In this situation, animals must be appropriately assessed and treated, or veterinary advice sought.
- Following an incident act quickly to remove obvious causes - the immediate welfare of animals is paramount
- The reporting of such incidents is mandatory not voluntary
- We consider all incidents involving animals as notable
- The Animal Welfare Veterinarian (AWV) must be informed promptly in all cases, and will decide how you should respond and report
Why report incidents?
Reporting is ethically and legally mandatory. It is a condition of your University approval to use animals, and a requirement of the Code (Section 2.2.28), that: "investigators, teachers and animal facility managers promptly notify the Animal Ethics Committee of any unexpected, adverse incidents that may impact on the wellbeing of an animal in their care".

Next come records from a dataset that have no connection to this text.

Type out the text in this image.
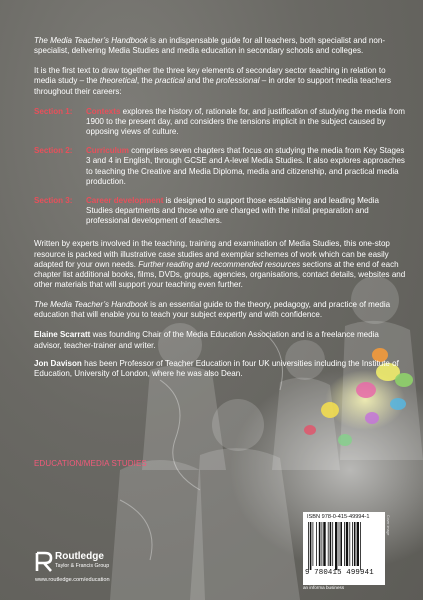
The Media Teacher’s Handbook is an indispensable guide for all teachers, both specialist and non-specialist, delivering Media Studies and media education in secondary schools and colleges.

It is the first text to draw together the three key elements of secondary sector teaching in relation to media study – the theoretical, the practical and the professional – in order to support media teachers throughout their careers:

Section 1:	Contexts explores the history of, rationale for, and justification of studying the media from 1900 to the present day, and considers the tensions implicit in the subject caused by opposing views of culture.
Section 2:	Curriculum comprises seven chapters that focus on studying the media from Key Stages 3 and 4 in English, through GCSE and A-level Media Studies. It also explores approaches to teaching the Creative and Media Diploma, media and citizenship, and practical media production.
Section 3:	Career development is designed to support those establishing and leading Media Studies departments and those who are charged with the initial preparation and professional development of teachers.

Written by experts involved in the teaching, training and examination of Media Studies, this one-stop resource is packed with illustrative case studies and exemplar schemes of work which can be easily adapted for your own needs. Further reading and recommended resources sections at the end of each chapter list additional books, films, DVDs, groups, agencies, organisations, contact details, websites and other materials that will support your teaching even further.

The Media Teacher’s Handbook is an essential guide to the theory, pedagogy, and practice of media education that will enable you to teach your subject expertly and with confidence.

Elaine Scarratt was founding Chair of the Media Education Association and is a freelance media advisor, teacher-trainer and writer.

Jon Davison has been Professor of Teacher Education in four UK universities including the Institute of Education, University of London, where he was also Dean.

EDUCATION/MEDIA STUDIES
Routledge
Taylor & Francis Group
www.routledge.com/education
Cover image
ISBN 978-0-415-49994-1
9 780415 499941
an informa business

Incidents involving animals can be distressing, and it is beneficial to staff to feel that they have handled and communicated a difficult situation properly and professionally. Open and honest reporting also facilitates shared learning within the University research community.

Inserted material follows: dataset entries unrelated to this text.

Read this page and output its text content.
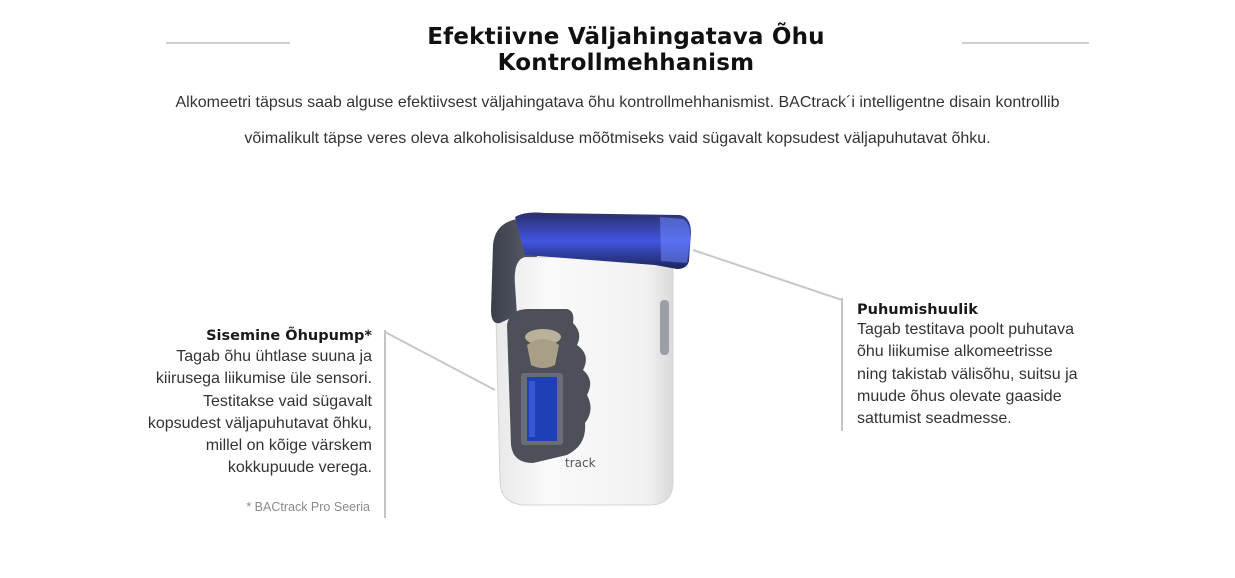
Efektiivne Väljahingatava Õhu Kontrollmehhanism
Alkomeetri täpsus saab alguse efektiivsest väljahingatava õhu kontrollmehhanismist. BACtrack´i intelligentne disain kontrollib
võimalikult täpse veres oleva alkoholisisalduse mõõtmiseks vaid sügavalt kopsudest väljapuhutavat õhku.
track
Sisemine Õhupump*
Tagab õhu ühtlase suuna ja
kiirusega liikumise üle sensori.
Testitakse vaid sügavalt
kopsudest väljapuhutavat õhku,
millel on kõige värskem
kokkupuude verega.
* BACtrack Pro Seeria
Puhumishuulik
Tagab testitava poolt puhutava
õhu liikumise alkomeetrisse
ning takistab välisõhu, suitsu ja
muude õhus olevate gaaside
sattumist seadmesse.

What is an adverse incident?
An adverse incident is any event that is not anticipated within an approved animal ethics project - or was expected but has occurred at a frequency or severity in excess of that forecasted - which impacts negatively on the wellbeing of animal(s). This can be a single or cumulative event, and will normally involve unexpected mortality, morbidity or injury. Sudden deaths, and husbandry-related accidents (such as flooding), are included. Examples may include:
- Laboratory: an animal developing unexpected adverse clinical signs or disease
- Fieldwork: a wild animal dying in a trap or being injured during capture
- Livestock: an animal getting stuck and seriously injured in research equipment
What do I do?
The simple formula is Act, Inform and Report (AIR):
Determine and remove obvious hazards while responding to the immediate needs of sick or at-risk animals.
Immediately contact the Director of Laboratory Animal Services and the Animal Welfare Veterinarian as timely treatment, autopsies, testing or further risk minimisation strategies may be required.
All incidents are notable and will require the completion of an Adverse Event report in IRMA. The AWV will inform you of the correct response. Use notes (times, dates, numbers, details, actions) made to complete the form. The form will then be reviewed at the next appropriate Animal Ethics Committee.